Jamie Vankirk is the founder of Rainbow Nerds Literary and a champion of inclusive fiction, hunting especially for Middle Grade, YA, and select adult genre work steeped in dark academia atmosphere, non-western mythology, and joyfully nerdy sensibilities.
In brief
Vankirk founded Rainbow Nerds Literary specifically to widen publishing's doors for marginalized authors — inclusivity isn't a talking point here, it's the agency's founding mission.
Her wishlist skews heavily toward dark, atmospheric YA and MG, but she is actively expanding into adult fantasy, horror, romance, and cross-genre fiction — a genuine growth area worth targeting.
Her taste is deeply personal and unusually specific: she names favorite video games, TV shows, and a beloved teen series (the Gemma Doyle Trilogy) as direct taste signals, giving querying writers unusually concrete comp guidance.
She got her editorial grounding at Liza Dawson Associates before going independent, suggesting a hands-on editorial partnership style rather than a hands-off sales-only approach.
She participated in DVPit in late 2025, signaling an active interest in pitches from diverse and underrepresented writers — a strong affirmative signal for BIPOC, LGBTQ+, and own-voices authors specifically.
Lately
Vankirk joined DVPit late in the pitch event but confirmed her participation, instructing interested writers who received a like to follow her standard email submission process and note DVPit in the subject line — a clear, public signal of enthusiasm for pitches from diverse and underrepresented authors.
What Jamie is looking for
This is Vankirk's stated core focus. She welcomes the full genre spectrum for MG and YA, with a particular pull toward Gothic and dark-academia atmospheres, witches, vampires, werewolves, and other classic monsters. Non-western folklore and mythology are especially sought after. YA contemporary is welcome as long as it resists the familiar college-application plot engine. She loved the Gemma Doyle Trilogy as a teen and considers comps to that series a strong signal of alignment.

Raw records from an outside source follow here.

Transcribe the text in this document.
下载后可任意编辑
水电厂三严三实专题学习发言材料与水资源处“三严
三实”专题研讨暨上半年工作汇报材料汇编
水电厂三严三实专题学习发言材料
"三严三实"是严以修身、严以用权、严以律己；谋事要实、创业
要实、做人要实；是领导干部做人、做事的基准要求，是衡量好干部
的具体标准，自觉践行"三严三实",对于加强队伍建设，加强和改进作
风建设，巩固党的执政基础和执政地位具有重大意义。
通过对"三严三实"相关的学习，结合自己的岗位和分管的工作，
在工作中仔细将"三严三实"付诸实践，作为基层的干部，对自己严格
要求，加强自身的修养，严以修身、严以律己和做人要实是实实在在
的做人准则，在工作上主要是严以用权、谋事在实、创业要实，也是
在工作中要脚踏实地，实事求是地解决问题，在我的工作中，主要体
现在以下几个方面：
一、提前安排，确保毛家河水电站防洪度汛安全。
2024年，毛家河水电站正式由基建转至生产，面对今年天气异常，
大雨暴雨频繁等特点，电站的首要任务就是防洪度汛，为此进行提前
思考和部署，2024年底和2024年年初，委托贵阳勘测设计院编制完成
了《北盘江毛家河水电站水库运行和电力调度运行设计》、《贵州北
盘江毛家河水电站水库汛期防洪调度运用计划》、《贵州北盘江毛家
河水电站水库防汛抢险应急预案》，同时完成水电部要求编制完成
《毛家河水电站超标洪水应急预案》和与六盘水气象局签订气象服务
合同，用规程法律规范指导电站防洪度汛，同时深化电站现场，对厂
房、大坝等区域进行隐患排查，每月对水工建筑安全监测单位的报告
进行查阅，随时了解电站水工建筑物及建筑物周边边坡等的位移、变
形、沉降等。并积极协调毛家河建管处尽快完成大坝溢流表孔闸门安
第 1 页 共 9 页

An active expansion area for her list. She wants cozy fantasy with warmth and low stakes as well as darker romantasy. Fantasy structured like a tabletop RPG campaign — world-building, ensemble party dynamics, escalating stakes — is explicitly on her radar, as are genre-blended works (horror-romance, fantasy-mystery, etc.).
Horror is a clear passion area. She's drawn to psychological horror, sapphic horror, and horror-comedy. Stories set entirely within a single night are a specific structural interest. Atmospheric dread and compelling, layered villains consistently show up in her stated preferences.
She is looking for adult and new adult romance with sharp, funny voices. A WNBA-set queer romance or romcom is a highly specific, named want — she cited Cleat Cute as a comp for tone and structure, but wants basketball rather than soccer. Drag queens as central characters are also explicitly welcomed.
Stories that weave video games into the narrative in a meaningful way are a named interest — not just casual references but actual integration of gaming culture, mechanics, or worlds. Her own gaming taste runs from narrative RPGs to cozy farming sims, which gives writers strong signal about tonal range. Nerdy culture broadly (tabletop, fandom, D&D) is warmly welcomed.
Inclusivity is the agency's founding mandate, not an afterthought. Marginalized creators are explicitly and repeatedly encouraged to submit. AAPI fantasy and horror, Latinx stories, neurodivergent characters, and queer narratives all appear as named priorities across every genre she represents.
Not the right fit
On Jamie's list
Taste fingerprint
How to query Jamie
Email your query letter and the first three chapters of your completed manuscript directly in the body of the email — no attachments of any kind.
Put the manuscript's title and genre in the subject line; if submitting during a pitch event she has participated in, add the relevant hashtag (e.g. #DVPit) to the subject line per her instructions.
Do not paste in a separate cover page or bio header — she asks for the query and chapters inline, nothing more.
Lead your query with a clear comp to an existing work she has named (the Gemma Doyle Trilogy, Cleat Cute) if applicable — she is unusually specific about her taste anchors and a direct comp signals you've done your homework.
Lean into your own identity and voice if you are a marginalized or own-voices author — her agency was founded explicitly to support underrepresented creators and she states this welcome prominently and repeatedly.
If your story involves video games, D&D-style world-building, or geek culture, name it clearly and specifically in the query — this is a personal passion, not a generic trend interest, and specificity will resonate.
Avoid any manuscript that touches her explicit exclusions: AI-generated content, graphic novels, nonfiction, novels in verse, picture books, plots centered on cancer/dementia, sexual assault, school shootings, or the death of a dog.
Confirm the submission email address and current open/closed status on the Rainbow Nerds Literary website before sending — cached status was last verified April 2026.